What is the Scheme of operating systems? Is there an operating system that is suitable for both education and practical use? Probably Minix, but it seems to have been abandoned by its authors.
Minix, xv6, OpenBSD
>>3
Is xv6 even practical? It does not seem to be able to run Emacs and MIT Scheme.
Does xv6 have a networking stack?
What is the Scheme of operating systems?
To answer this, we need to know what an operating system should be at its baseline.
Is there an operating system that is suitable for both education and practical use?
The operating system which the Viewpoints Research Institute was building is probably the closest:
http://vpri.org
Probably Minix, but it seems to have been abandoned by its authors.
No UNIX clone qualifies.
>>2
How many millions of lines is OpenBSD?
genera
>>5
I'd think Genera would be the Common Lisp of operating systems.
>>6
you just need to imagine that common lisp does not exist
I used to be very enthusiastic about the STEPS project, their Maxwell equations analogies in regards to the millions lines of code of modern OSes and I used to watch all their lectures. They didn't really deliver in the end.
https://picolisp.com/wiki/?PilOS
Picolisp OS. It doesn't have a graphical environment or anything but that can be changed.
Minix 3 is perfectly fine as an educational tool to study operating systems. What it needs are people who can write real world device drivers so that we can run it on bare metal hardware.
Supports native c calls
Into the trash it goes
If the OS needs to be practical for daily use, I would vote for OpenBSD because it's very usable. I has easy installer (just point it to free space) and select all software sets. The binary packages also get updates. Also, the docs (FAQs) are great!
Note: some *BSD tools (like fdisk) are much different than their GNU/Linux equivalents.

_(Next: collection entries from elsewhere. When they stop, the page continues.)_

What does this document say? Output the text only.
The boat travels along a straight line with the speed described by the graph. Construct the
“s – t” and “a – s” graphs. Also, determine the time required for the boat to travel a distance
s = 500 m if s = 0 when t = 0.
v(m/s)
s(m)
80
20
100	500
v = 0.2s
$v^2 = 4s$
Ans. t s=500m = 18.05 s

Some man-pages of interest:
* https://man.openbsd.org/afterboot
* https://man.openbsd.org/sndio + other related man-pages
* https://man.openbsd.org/man1/pkg_add.1 + other pkg_*
package management tools
* https://man.openbsd.org/man2/pledge.2 + https://man.openbsd.org/man2/unveil.2
* https://man.openbsd.org/syspatch + https://man.openbsd.org/man8/sysupgrade.8
* https://man.openbsd.org/man8/fw_update.8
Has anybody used OpenIndiana? Is it usable as daily OS?
Urbit.
Plan 9
Yes, it's a Unix successor, and yes, it's written in C. But it beats any other unix by a lot. The less people using it and the less "features", the better.

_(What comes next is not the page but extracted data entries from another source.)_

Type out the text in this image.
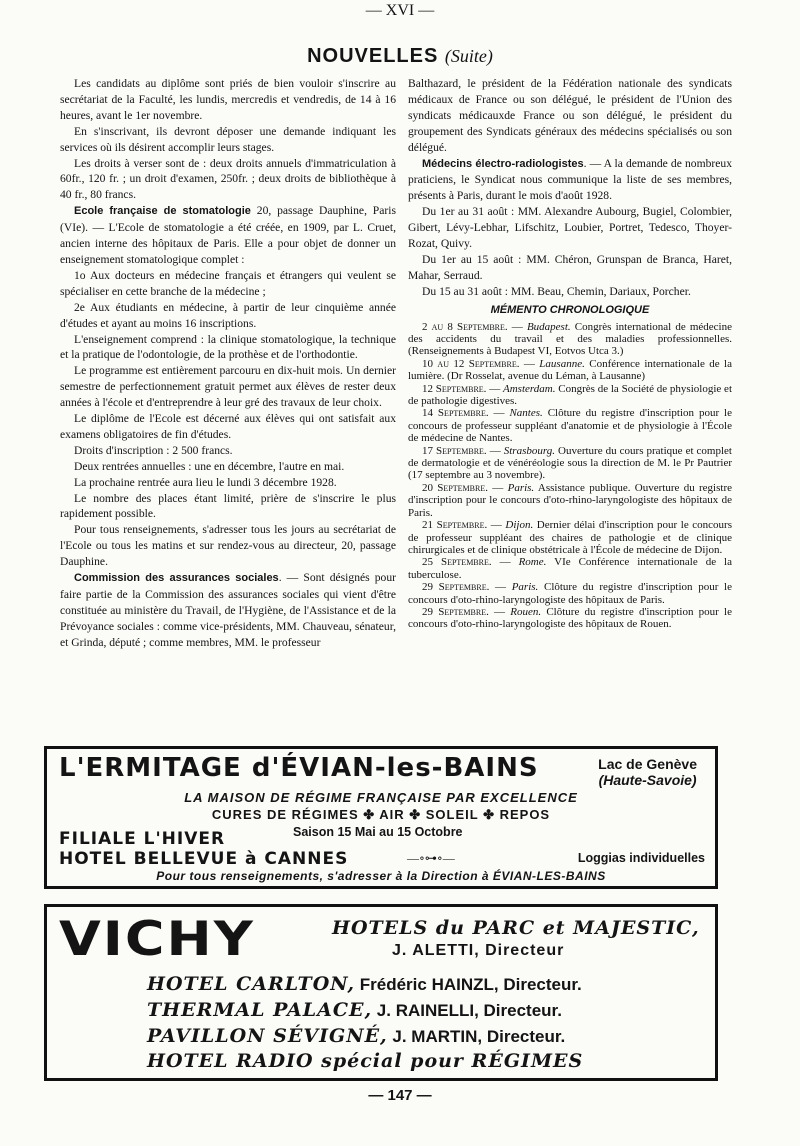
— XVI —
NOUVELLES (Suite)

Les candidats au diplôme sont priés de bien vouloir s'inscrire au secrétariat de la Faculté, les lundis, mercredis et vendredis, de 14 à 16 heures, avant le 1er novembre.

En s'inscrivant, ils devront déposer une demande indiquant les services où ils désirent accomplir leurs stages.

Les droits à verser sont de : deux droits annuels d'immatriculation à 60fr., 120 fr. ; un droit d'examen, 250fr. ; deux droits de bibliothèque à 40 fr., 80 francs.

Ecole française de stomatologie 20, passage Dauphine, Paris (VIe). — L'Ecole de stomatologie a été créée, en 1909, par L. Cruet, ancien interne des hôpitaux de Paris. Elle a pour objet de donner un enseignement stomatologique complet :

1o Aux docteurs en médecine français et étrangers qui veulent se spécialiser en cette branche de la médecine ;

2e Aux étudiants en médecine, à partir de leur cinquième année d'études et ayant au moins 16 inscriptions.

L'enseignement comprend : la clinique stomatologique, la technique et la pratique de l'odontologie, de la prothèse et de l'orthodontie.

Le programme est entièrement parcouru en dix-huit mois. Un dernier semestre de perfectionnement gratuit permet aux élèves de rester deux années à l'école et d'entreprendre à leur gré des travaux de leur choix.

Le diplôme de l'Ecole est décerné aux élèves qui ont satisfait aux examens obligatoires de fin d'études.

Droits d'inscription : 2 500 francs.

Deux rentrées annuelles : une en décembre, l'autre en mai.

La prochaine rentrée aura lieu le lundi 3 décembre 1928.

Le nombre des places étant limité, prière de s'inscrire le plus rapidement possible.

Pour tous renseignements, s'adresser tous les jours au secrétariat de l'Ecole ou tous les matins et sur rendez-vous au directeur, 20, passage Dauphine.

Commission des assurances sociales. — Sont désignés pour faire partie de la Commission des assurances sociales qui vient d'être constituée au ministère du Travail, de l'Hygiène, de l'Assistance et de la Prévoyance sociales : comme vice-présidents, MM. Chauveau, sénateur, et Grinda, député ; comme membres, MM. le professeur

Balthazard, le président de la Fédération nationale des syndicats médicaux de France ou son délégué, le président de l'Union des syndicats médicauxde France ou son délégué, le président du groupement des Syndicats généraux des médecins spécialisés ou son délégué.

Médecins électro-radiologistes. — A la demande de nombreux praticiens, le Syndicat nous communique la liste de ses membres, présents à Paris, durant le mois d'août 1928.

Du 1er au 31 août : MM. Alexandre Aubourg, Bugiel, Colombier, Gibert, Lévy-Lebhar, Lifschitz, Loubier, Portret, Tedesco, Thoyer-Rozat, Quivy.

Du 1er au 15 août : MM. Chéron, Grunspan de Branca, Haret, Mahar, Serraud.

Du 15 au 31 août : MM. Beau, Chemin, Dariaux, Porcher.

MÉMENTO CHRONOLOGIQUE

2 au 8 Septembre. — Budapest. Congrès international de médecine des accidents du travail et des maladies professionnelles. (Renseignements à Budapest VI, Eotvos Utca 3.)

10 au 12 Septembre. — Lausanne. Conférence internationale de la lumière. (Dr Rosselat, avenue du Léman, à Lausanne)

12 Septembre. — Amsterdam. Congrès de la Société de physiologie et de pathologie digestives.

14 Septembre. — Nantes. Clôture du registre d'inscription pour le concours de professeur suppléant d'anatomie et de physiologie à l'École de médecine de Nantes.

17 Septembre. — Strasbourg. Ouverture du cours pratique et complet de dermatologie et de vénéréologie sous la direction de M. le Pr Pautrier (17 septembre au 3 novembre).

20 Septembre. — Paris. Assistance publique. Ouverture du registre d'inscription pour le concours d'oto-rhino-laryngologiste des hôpitaux de Paris.

21 Septembre. — Dijon. Dernier délai d'inscription pour le concours de professeur suppléant des chaires de pathologie et de clinique chirurgicales et de clinique obstétricale à l'École de médecine de Dijon.

25 Septembre. — Rome. VIe Conférence internationale de la tuberculose.

29 Septembre. — Paris. Clôture du registre d'inscription pour le concours d'oto-rhino-laryngologiste des hôpitaux de Paris.

29 Septembre. — Rouen. Clôture du registre d'inscription pour le concours d'oto-rhino-laryngologiste des hôpitaux de Rouen.

L'ERMITAGE d'ÉVIAN-les-BAINS	Lac de Genève
(Haute-Savoie)
LA MAISON DE RÉGIME FRANÇAISE PAR EXCELLENCE
CURES DE RÉGIMES ✤ AIR ✤ SOLEIL ✤ REPOS
FILIALE L'HIVER	Saison 15 Mai au 15 Octobre
HOTEL BELLEVUE à CANNES	—∘⊶∘—	Loggias individuelles
Pour tous renseignements, s'adresser à la Direction à ÉVIAN-LES-BAINS
VICHY	HOTELS du PARC et MAJESTIC,
J. ALETTI, Directeur
HOTEL CARLTON, Frédéric HAINZL, Directeur.
THERMAL PALACE, J. RAINELLI, Directeur.
PAVILLON SÉVIGNÉ, J. MARTIN, Directeur.
HOTEL RADIO spécial pour RÉGIMES
— 147 —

crypto scam in the form of an OS
Sounds simple to me!
>>14
"Children with an attitude" don't really use Plan 9, because it's useless but they will often say something like that.
OpenBSD?
>>17
We need to go simpler.
>>17
guy keeps shilling, we get it, you like openbsd.
shilling
<free software
You keep using that word, I do not think it means what you think it means.
>>20
This a thread for simple operating systems, stop bringing up openbsd ffs
I'd like to try mezzano at some point
OpenBSD is the simplest *useful* operating system. You're never going to browse the web or program for a living on Mezzano. Seriously what are OSes such as Mezzano good for? You install them, say "wow cool it's totally simple and useless I'm such a nerd lol" and that's it?
browse the web
Fucking simp
If you want useful install windows, otherwise in unix it's the same, except that you're gokng to be coding in a dumb language (c)
>>25
C is a good language.
Nah, it's trash
I'm amused at how some guy shamelessly ignores the premise to promote his favorite unix
>>28
Can't spell Scheme without C ¯\(ツ)/¯
>>29
Fuckwit
>>29
skime
Skeme
>>23
I think the idea is to use it as a vm where you're forced to learn how to program shit
>>23
It's funny how programming is less about programming than it is having everything done for you these days.
>>34
What OS and browser are you using to post here?
3L is an experimental minimalistic operating system, consisting of a Lisp core image implemented in Pre-Scheme, which boots natively in an x86-64 virtual machine.
https://3lproject.org
>>36
Very interesting. What is Pre-Scheme though?
virtual machine
>>37
a variant of scheme that operates at a lower level, such as by removing garbage collection.
https://groups.scheme.org/prescheme/1.3/
browser
All you need is Emacs
There's menuetOS, it's written in assembly and apparently can run on very low spec systems.
https://www.menuetos.net/
Haiku
>>41
How much do you have to hate yourself to program only in assembly
>>42
Haiku is very nice.
>>43
Either immense self-hatred, or wanting to show off how much of a 1337 8-bit computer pro you are. That or, you just really really love RollerCoaster Tycoon.
There is no system but GNU, and Linux is one of its kernels.
>>43 no fun allowed
There is no system but systemd, and Linux is one of its kernels.
Ther is no system, and linux
The no stem ux
Thx
>>48
Systemd is actually a very complex operating system.